September arrived yesterday without a lot of fanfare. The temperatures dropped a bit, and I'm loving it. I'm still pretty much housebound, and that would be fine if I could just get my house clean and in order. Seems like every project I begin gets stalled. I either get distracted or too tired. I'm really hoping the cooler weather will help kick my energy into high gear.
I posted this on my FB page...
Doctor's office phoned and woke me a couple hours ago. She says, "Your results... Oh, hold on a minute." Waited, waited, waited. Comes back on, "I'll have to call you back." What?!

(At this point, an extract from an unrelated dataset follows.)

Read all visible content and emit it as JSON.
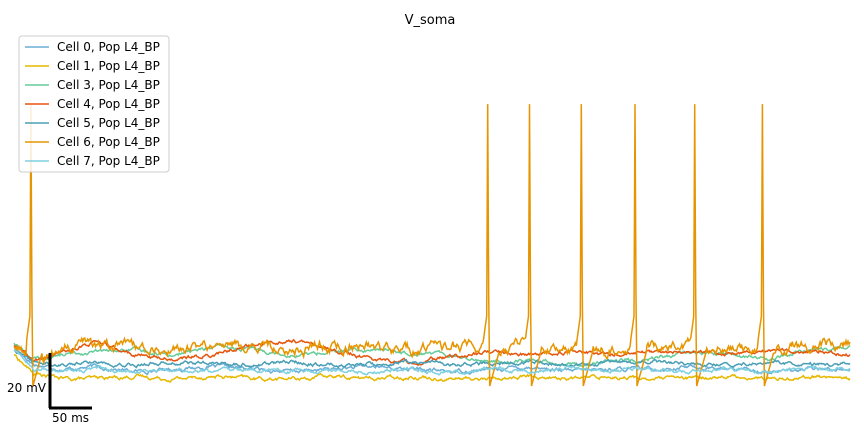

And, I am still waiting. I am refusing to be anxious, but it does keep trying to creep up on me. Like a scary movie, you don't know what's around the corner. The spooky music is playing, getting a bit louder. Here's hoping it's nothing. Music fades, birds singing happily, all's right with the world.
UPDATE:
Shortly after writing this, I received my second phone call. I tested positive for PML, which means I am no longer a candidate to receive treatment with Tysabri for the Multiple Sclerosis. Now we have to look at the pros and cons of Gilenya, a newer MS medication that's only been out for about a year. This means more blood tests, eye tests, etc., and then approval from my insurance. It will take a month or more.
So, not so much of birds singing happily. The music is still a little scary, and I do not know what is lurking around that next corner. It's still an amazing world, I'm thankful to be living, and there is always hope. I still have hope.